Os impérios fazem-se com traições. Traições que tem muito a ver sobre a reafectação dos direitos sobre pessoas e os sítios. No entanto essas mesmas traições são também as sementes que precipitam a queda dos impérios, não tanto pela reacção das pessoas e dos sítios traídos mas pela inconsistência entre os novos direitos criados e a vocação restringida das pessoas e dos sítios.
Bom seria que não houvesse traições e que os espaços alargados não destruissem o saber acumulado nas pessoas e nos seus sítios. Mas sempre houve traidores capazes de vender direitos naturais e humanos por trinta dinheiros ou por meia dúzia de anos de poder. Muitos deles dirão que não tinham possibilidade de fazer diferente; muitos deles reinventam princípios que os autodesculpam. Princípios de traição, do género de que “é preciso colaborar com o inevitável”, ou de que “é a vida”, ou mais comum, de que “a culpa não é deles mas do sistema”. Vendo bem todos vamos sendo um pouco traidores. A única diferença é entre os que dão por isso, têm pena tentam melhorar, e aqueles que fazem por não dar por isso sustentados no suposto “inevitável”, na enfadonha “vidinha” ou no omnipresente “sistema”.
Falo-vos disto por causa da criação do Império Europeu. Concretamente quero rflectir sobre o Tratado Reformador Europeu ratificado ontem sem honra e sem glória pelo Parlamento Nacional. A traição subjacente a esta ratificação é bem concreta. Trata-se de transferir para a União Europeia toda a biodiversidade marinha existente no Mar que era português.
Numa altura em que todo o mundo se preocupa em valorar a biodiversidade marinha porque entende a sua função como fornecedor de recursos, garante de vida, regulador do clima, sequestrador de carbono, produtor de oxigénio e factor de resiliência dos ecossistemas, os nossos políticos passam todo este valor e a responsabilidade de gestão para as mãos de uns burocratas de Bruxelas e para as mentes de pessoas para quem a biodiversidade nunca teve a ver com as suas vidas e os com os seus saberes.

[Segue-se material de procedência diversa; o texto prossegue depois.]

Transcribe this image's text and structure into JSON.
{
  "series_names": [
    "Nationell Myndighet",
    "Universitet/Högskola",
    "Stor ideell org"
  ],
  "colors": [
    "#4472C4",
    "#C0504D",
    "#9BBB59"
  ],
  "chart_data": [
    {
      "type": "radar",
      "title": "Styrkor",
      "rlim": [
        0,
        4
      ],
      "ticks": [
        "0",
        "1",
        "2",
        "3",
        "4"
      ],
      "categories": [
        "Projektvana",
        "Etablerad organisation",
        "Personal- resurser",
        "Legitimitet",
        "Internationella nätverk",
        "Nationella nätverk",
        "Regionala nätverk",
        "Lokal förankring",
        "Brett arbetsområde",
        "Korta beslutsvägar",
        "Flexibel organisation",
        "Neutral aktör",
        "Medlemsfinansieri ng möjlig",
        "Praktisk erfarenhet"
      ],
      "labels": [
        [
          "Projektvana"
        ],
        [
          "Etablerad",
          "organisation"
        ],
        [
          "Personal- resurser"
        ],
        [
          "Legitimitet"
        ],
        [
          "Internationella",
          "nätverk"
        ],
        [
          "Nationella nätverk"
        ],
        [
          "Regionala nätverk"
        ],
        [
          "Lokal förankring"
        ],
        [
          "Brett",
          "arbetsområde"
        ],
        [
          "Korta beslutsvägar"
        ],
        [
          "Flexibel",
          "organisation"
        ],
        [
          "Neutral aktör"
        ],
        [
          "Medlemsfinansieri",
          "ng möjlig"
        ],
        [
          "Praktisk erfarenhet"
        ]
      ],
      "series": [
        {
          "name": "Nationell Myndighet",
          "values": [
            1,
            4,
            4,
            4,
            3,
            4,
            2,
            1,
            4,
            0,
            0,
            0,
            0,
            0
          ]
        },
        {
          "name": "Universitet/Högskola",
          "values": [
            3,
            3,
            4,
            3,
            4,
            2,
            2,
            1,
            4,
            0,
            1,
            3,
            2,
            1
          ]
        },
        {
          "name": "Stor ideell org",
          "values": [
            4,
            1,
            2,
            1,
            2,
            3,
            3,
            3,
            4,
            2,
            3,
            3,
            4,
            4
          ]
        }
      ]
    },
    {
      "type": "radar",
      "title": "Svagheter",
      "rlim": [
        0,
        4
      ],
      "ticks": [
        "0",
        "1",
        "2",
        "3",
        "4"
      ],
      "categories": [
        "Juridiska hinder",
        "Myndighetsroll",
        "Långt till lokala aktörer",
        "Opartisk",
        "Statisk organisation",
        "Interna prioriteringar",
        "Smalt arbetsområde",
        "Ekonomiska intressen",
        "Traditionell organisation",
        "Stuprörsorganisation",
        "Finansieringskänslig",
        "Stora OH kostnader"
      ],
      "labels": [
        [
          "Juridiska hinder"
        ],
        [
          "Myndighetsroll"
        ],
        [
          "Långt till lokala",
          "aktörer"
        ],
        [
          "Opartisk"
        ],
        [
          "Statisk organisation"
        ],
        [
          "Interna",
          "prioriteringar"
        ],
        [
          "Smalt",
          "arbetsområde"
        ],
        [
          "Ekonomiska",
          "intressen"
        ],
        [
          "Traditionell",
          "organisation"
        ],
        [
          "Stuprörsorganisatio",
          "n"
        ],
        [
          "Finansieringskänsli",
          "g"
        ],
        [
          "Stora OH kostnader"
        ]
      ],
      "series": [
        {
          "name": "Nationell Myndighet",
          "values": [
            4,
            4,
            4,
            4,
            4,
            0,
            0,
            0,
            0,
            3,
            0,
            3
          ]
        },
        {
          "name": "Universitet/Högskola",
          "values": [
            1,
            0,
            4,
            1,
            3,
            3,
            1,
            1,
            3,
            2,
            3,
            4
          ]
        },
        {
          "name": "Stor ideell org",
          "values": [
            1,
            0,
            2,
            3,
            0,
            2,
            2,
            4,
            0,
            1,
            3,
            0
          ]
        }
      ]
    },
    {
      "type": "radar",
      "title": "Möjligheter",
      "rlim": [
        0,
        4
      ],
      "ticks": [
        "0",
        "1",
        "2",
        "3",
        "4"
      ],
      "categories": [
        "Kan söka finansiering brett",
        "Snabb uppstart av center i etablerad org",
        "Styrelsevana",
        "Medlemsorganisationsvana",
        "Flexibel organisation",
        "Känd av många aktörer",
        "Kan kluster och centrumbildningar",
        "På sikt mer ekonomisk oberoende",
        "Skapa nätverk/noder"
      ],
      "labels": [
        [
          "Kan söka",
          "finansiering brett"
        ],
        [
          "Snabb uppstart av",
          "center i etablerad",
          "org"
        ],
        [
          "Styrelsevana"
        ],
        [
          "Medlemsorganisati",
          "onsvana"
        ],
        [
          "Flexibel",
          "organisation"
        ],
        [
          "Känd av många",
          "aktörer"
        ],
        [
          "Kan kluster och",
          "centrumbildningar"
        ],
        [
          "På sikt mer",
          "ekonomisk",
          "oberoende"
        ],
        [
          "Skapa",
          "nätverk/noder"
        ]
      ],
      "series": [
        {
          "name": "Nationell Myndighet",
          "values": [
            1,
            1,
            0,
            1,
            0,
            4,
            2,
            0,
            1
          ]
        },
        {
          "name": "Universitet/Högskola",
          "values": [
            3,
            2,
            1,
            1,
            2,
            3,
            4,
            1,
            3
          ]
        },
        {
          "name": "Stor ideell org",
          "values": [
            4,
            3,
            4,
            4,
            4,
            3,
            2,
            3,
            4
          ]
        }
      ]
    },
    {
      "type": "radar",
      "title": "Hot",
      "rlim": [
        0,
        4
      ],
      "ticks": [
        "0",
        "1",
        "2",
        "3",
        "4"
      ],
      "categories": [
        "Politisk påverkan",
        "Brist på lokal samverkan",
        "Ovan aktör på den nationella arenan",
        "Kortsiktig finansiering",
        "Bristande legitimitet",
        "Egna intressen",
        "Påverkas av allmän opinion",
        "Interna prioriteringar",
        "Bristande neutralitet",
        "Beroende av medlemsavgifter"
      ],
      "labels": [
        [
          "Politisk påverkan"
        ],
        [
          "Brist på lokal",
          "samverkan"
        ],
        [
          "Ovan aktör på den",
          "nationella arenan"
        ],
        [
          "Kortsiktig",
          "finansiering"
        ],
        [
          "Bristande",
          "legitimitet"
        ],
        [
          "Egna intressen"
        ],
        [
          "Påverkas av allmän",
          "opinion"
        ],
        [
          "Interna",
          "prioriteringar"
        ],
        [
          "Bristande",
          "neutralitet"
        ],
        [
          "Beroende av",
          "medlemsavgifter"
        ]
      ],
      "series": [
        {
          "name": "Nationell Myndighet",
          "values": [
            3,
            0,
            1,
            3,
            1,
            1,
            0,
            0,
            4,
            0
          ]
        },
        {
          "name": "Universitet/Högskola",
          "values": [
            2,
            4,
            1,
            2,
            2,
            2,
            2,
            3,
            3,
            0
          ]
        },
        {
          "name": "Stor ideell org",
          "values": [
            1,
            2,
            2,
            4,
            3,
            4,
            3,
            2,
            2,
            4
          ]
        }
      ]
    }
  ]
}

A traição dos políticos portugueses é má por várias razões: - primeiro, porque troca aquilo que não lhes pertence por mais uns fundos comunitários conjunturais transferidos para financiarem acções de campanha eleitoral; segundo, porque sendo a gestão longínqua pior do que a gestão de proximidade, não parece que a transferência de recursos para a Europa seja garantia da sua gestão sustentável; terceiro porque, não assumindo o âmbito e a responsabilidade da sua traição, os políticos da traição acabam por precipitar de facto o fim da construção europeia cuja vocação sustentável nunca teve a ver com a venda abusiva e criminosa de direitos de propriedade, mas sim com a construção da paz e com a criação de um espaço alargado para o movimento livre de bens, de serviços, de pessoas e de meios financeiros.
O caso é grave porque os nazis e napoleónicos que sonham com a construção do Império Europeu, ou aqueles muitos que são capazes de trair para que aquela enormidade se consubstancie e, a prazo, se destrua, são os mesmos que se recusam a pensar e a fazer pensar. Onde está a investigação sobre a criação do Império Europeu? Onde estão os estudos sobre os efeitos da transferência para Bruxelas da gestão exclusiva da biodiversidade marinha?
Todos os dias nos damos conta dos desastres criados pelo facto de Bruxelas controlar os direitos de propriedade da terra. Os preços dos produtos agrícolas sobem e o mundo passa fome porque aqueles que têm capacidade para produzir são impedidos de o fazer. As zonas de mato natural são arroteadas porque uma lei estúpida de encabeçamento uniformizado, feita paradoxalmente em nome do ambiente, leva os agricultores a arrotearem mais terras. Os países pobres não podem produzir bens agrícola porque os europeus protegem produções ineficientes e por aí fora. Se isto são alguns dos desastres que vemos na gestão da terra quantos estaremos para ver associados à gestão do mar de Bruxelas!?